Jamais avant le coucher du soleil (Johanna Sinisalo)
Actes Sud, 319 pages, 2003.
La lecture du Rituel m’a donné envie de relire ce roman finlandais, lu une première fois en 2005 et devenu l’un de mes préférés depuis. Il s’agit d’un livre particulier, étonnant, et assez audacieux. L’autrice part d’un postulat tout simple : un homme recueille chez lui un animal sauvage blessé. Mais elle en fait quelque chose de tout à fait original... car l’animal est un troll, une espèce qui n’existe pas. En outre, cet animal se révèle bien plus intelligent qu’il n’y parait, et il exerce sur le narrateur une fascination étrange : « Je n’ai rien vu d’aussi beau. Je sais tout de suite que je le veux » dira-t-il en le découvrant. Il décide de le cacher chez lui, pour le meilleur et pour le pire...
Le roman se déroule dans une réalité parallèle où les trolls existent vraiment. L’autrice nous familiarise avec ce folklore en entrecoupant les chapitres par des passages informatifs comme de fausses entrées de dictionnaire, de recherches internet, etc. Cet ajout d’informations destiné à nous faire accepter l’existence des trolls comme un véritable animal est très bien fait et s’intègre de manière fluide dans le roman.
À commencer par Ange, le protagoniste, tous les personnages ou presque ont un surnom, ce qui est bien pratique pour les non-finnophones. Ange est un jeune photographe beau comme un dieu (d’où son surnom), qui vit seul dans un immeuble de Tampere. On suit son point de vue à la première personne principalement, mais pas seulement. L’autrice alterne les narrateurs et nous donne à entendre la voix de plusieurs personnages qui vont être amenés à interagir avec Ange : Palomita, une Philippine plus ou moins séquestrée par un mari abusif dans un appartement voisin, Martes, employeur et amour secret d’Ange, Dr Spiderman, son ex-amant vétérinaire, et Ecce, un gay un peu geek qui possède des livres rares sur la faune de Finlande. Tous ces personnages sont esclaves de leurs pulsions sexuelles ou de celles des autres, leur comportement analysé au prisme plutôt froid des lois biologiques de l’attirance chimique (les odeurs, parfums, phéromones, essences boisées, etc. sont très présents).
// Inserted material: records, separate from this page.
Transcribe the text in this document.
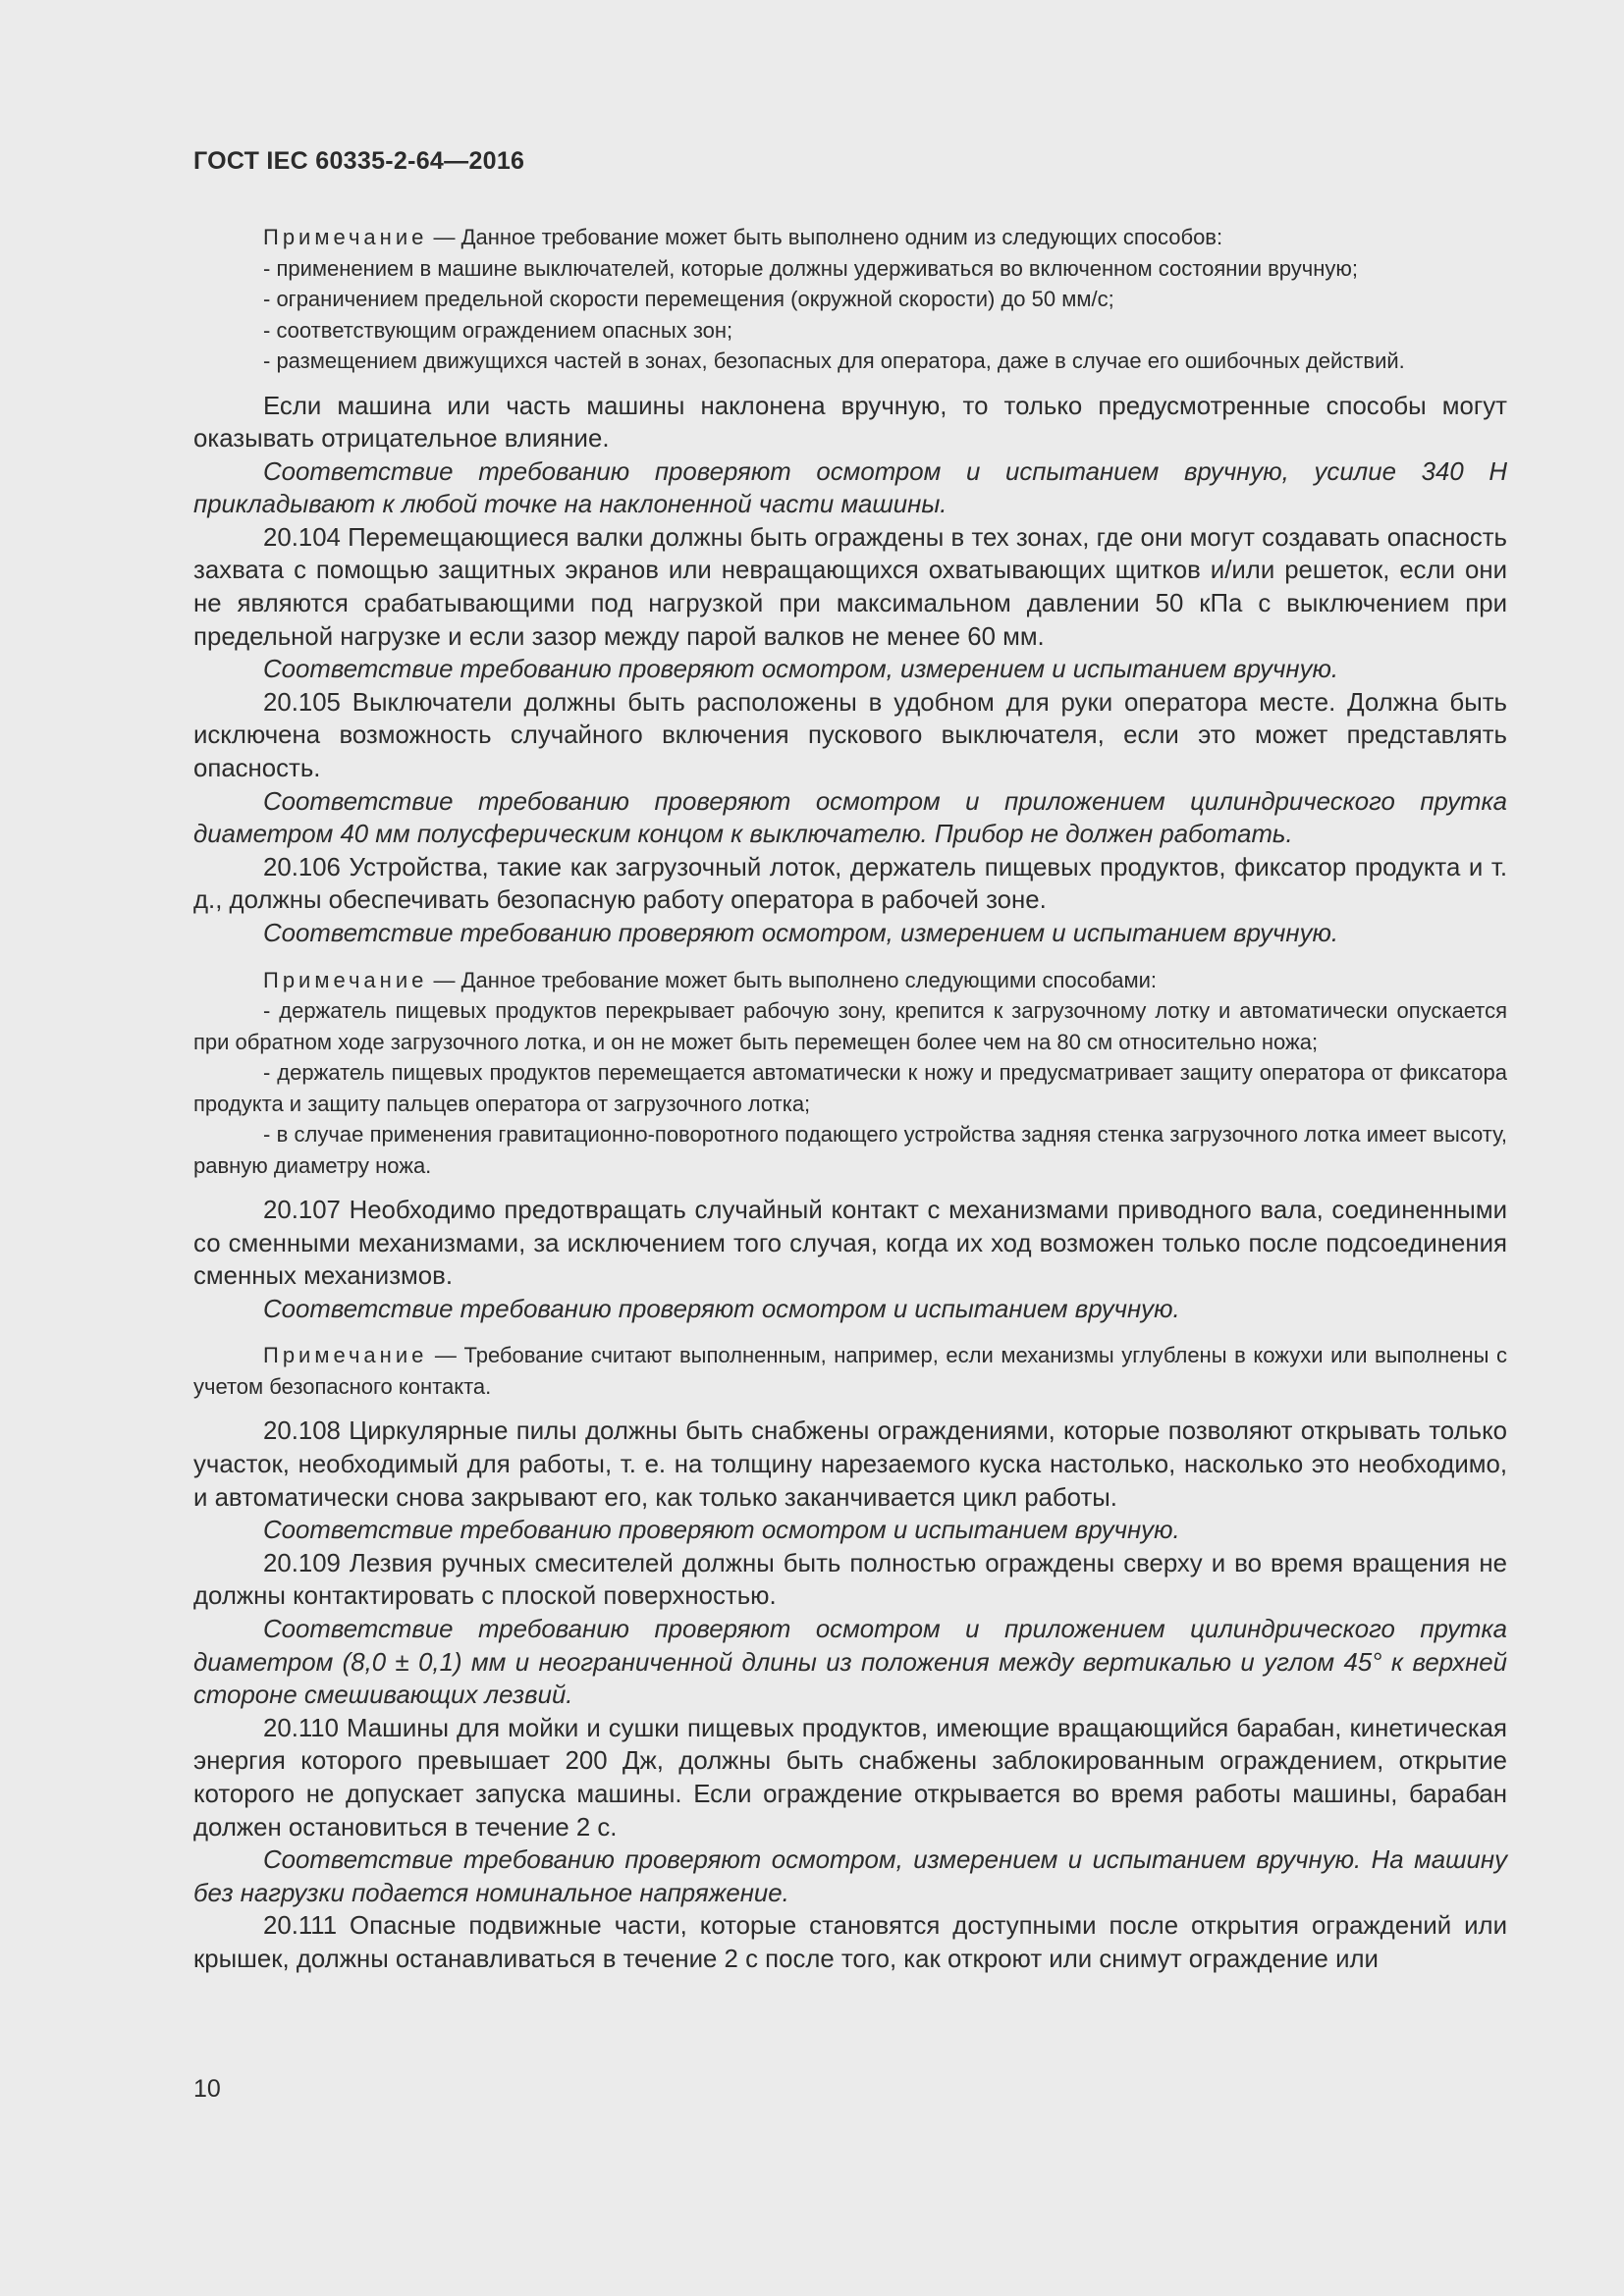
ГОСТ IEC 60335-2-64—2016

Примечание — Данное требование может быть выполнено одним из следующих способов:

- применением в машине выключателей, которые должны удерживаться во включенном состоянии вручную;

- ограничением предельной скорости перемещения (окружной скорости) до 50 мм/с;

- соответствующим ограждением опасных зон;

- размещением движущихся частей в зонах, безопасных для оператора, даже в случае его ошибочных действий.

Если машина или часть машины наклонена вручную, то только предусмотренные способы могут оказывать отрицательное влияние.

Соответствие требованию проверяют осмотром и испытанием вручную, усилие 340 Н прикладывают к любой точке на наклоненной части машины.

20.104 Перемещающиеся валки должны быть ограждены в тех зонах, где они могут создавать опасность захвата с помощью защитных экранов или невращающихся охватывающих щитков и/или решеток, если они не являются срабатывающими под нагрузкой при максимальном давлении 50 кПа с выключением при предельной нагрузке и если зазор между парой валков не менее 60 мм.

Соответствие требованию проверяют осмотром, измерением и испытанием вручную.

20.105 Выключатели должны быть расположены в удобном для руки оператора месте. Должна быть исключена возможность случайного включения пускового выключателя, если это может представлять опасность.

Соответствие требованию проверяют осмотром и приложением цилиндрического прутка диаметром 40 мм полусферическим концом к выключателю. Прибор не должен работать.

20.106 Устройства, такие как загрузочный лоток, держатель пищевых продуктов, фиксатор продукта и т. д., должны обеспечивать безопасную работу оператора в рабочей зоне.

Соответствие требованию проверяют осмотром, измерением и испытанием вручную.

Примечание — Данное требование может быть выполнено следующими способами:

- держатель пищевых продуктов перекрывает рабочую зону, крепится к загрузочному лотку и автоматически опускается при обратном ходе загрузочного лотка, и он не может быть перемещен более чем на 80 см относительно ножа;

- держатель пищевых продуктов перемещается автоматически к ножу и предусматривает защиту оператора от фиксатора продукта и защиту пальцев оператора от загрузочного лотка;

- в случае применения гравитационно-поворотного подающего устройства задняя стенка загрузочного лотка имеет высоту, равную диаметру ножа.

20.107 Необходимо предотвращать случайный контакт с механизмами приводного вала, соединенными со сменными механизмами, за исключением того случая, когда их ход возможен только после подсоединения сменных механизмов.

Соответствие требованию проверяют осмотром и испытанием вручную.

Примечание — Требование считают выполненным, например, если механизмы углублены в кожухи или выполнены с учетом безопасного контакта.

20.108 Циркулярные пилы должны быть снабжены ограждениями, которые позволяют открывать только участок, необходимый для работы, т. е. на толщину нарезаемого куска настолько, насколько это необходимо, и автоматически снова закрывают его, как только заканчивается цикл работы.

Соответствие требованию проверяют осмотром и испытанием вручную.

20.109 Лезвия ручных смесителей должны быть полностью ограждены сверху и во время вращения не должны контактировать с плоской поверхностью.

Соответствие требованию проверяют осмотром и приложением цилиндрического прутка диаметром (8,0 ± 0,1) мм и неограниченной длины из положения между вертикалью и углом 45° к верхней стороне смешивающих лезвий.

20.110 Машины для мойки и сушки пищевых продуктов, имеющие вращающийся барабан, кинетическая энергия которого превышает 200 Дж, должны быть снабжены заблокированным ограждением, открытие которого не допускает запуска машины. Если ограждение открывается во время работы машины, барабан должен остановиться в течение 2 с.

Соответствие требованию проверяют осмотром, измерением и испытанием вручную. На машину без нагрузки подается номинальное напряжение.

20.111 Опасные подвижные части, которые становятся доступными после открытия ограждений или крышек, должны останавливаться в течение 2 с после того, как откроют или снимут ограждение или

10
Le troll (appelé « Pessi », comme dans un poème finlandais racontant l’amour impossible entre un troll et une sylphide) lui, n’a pas voix au chapitre, mais il est le moyeu autour duquel tournent les évènements du roman. Il a un charme mystérieux qui contamine tous les personnages, et notamment Ange, qui voit en lui un rêve dangereux et l’antithèse de sa vie urbaine et superficielle. Il incarne les ténèbres (les trolls sont des prédateurs nocturnes), la nature sauvage, le désordre. Sa présence va rebattre les cartes dans la vie d’Ange et dans celle des gens qui vont interagir avec lui. Par son biais, la nuit, la forêt, le chaos vont progressivement s’immiscer dans l’immeuble jusqu’à un final radical et surprenant.
Conte urbain faussement naïf et assez sombre, ce roman interroge les rapports de domination et la place laissée à l’Autre, et à la Nature, dans une ville qui, progressivement, a tout grignoté. Lors de ma première lecture, la relation d’Ange avec Pessi et l’attirance qu’il ressent envers lui m’avaient un peu choquée (Pessi est à la fois un enfant et un animal, techniquement...), mais plusieurs dizaines d’années plus tard, je vois les choses très différemment. Ce livre a eu une grande influence sur mon écriture et mon imaginaire : j’y fais référence dans tout ce que j’ai écrit depuis, et sa couverture m’a fait découvrir le travail de Yoshitomo Nara. À chaque fois que je le relis, j’y découvre quelque chose de différent. C’est un roman multi-primé qui a consacré son autrice et qui, parait-il, sera un jour adapté au cinéma (je crains le pire). En attendant, je vous le conseille vraiment !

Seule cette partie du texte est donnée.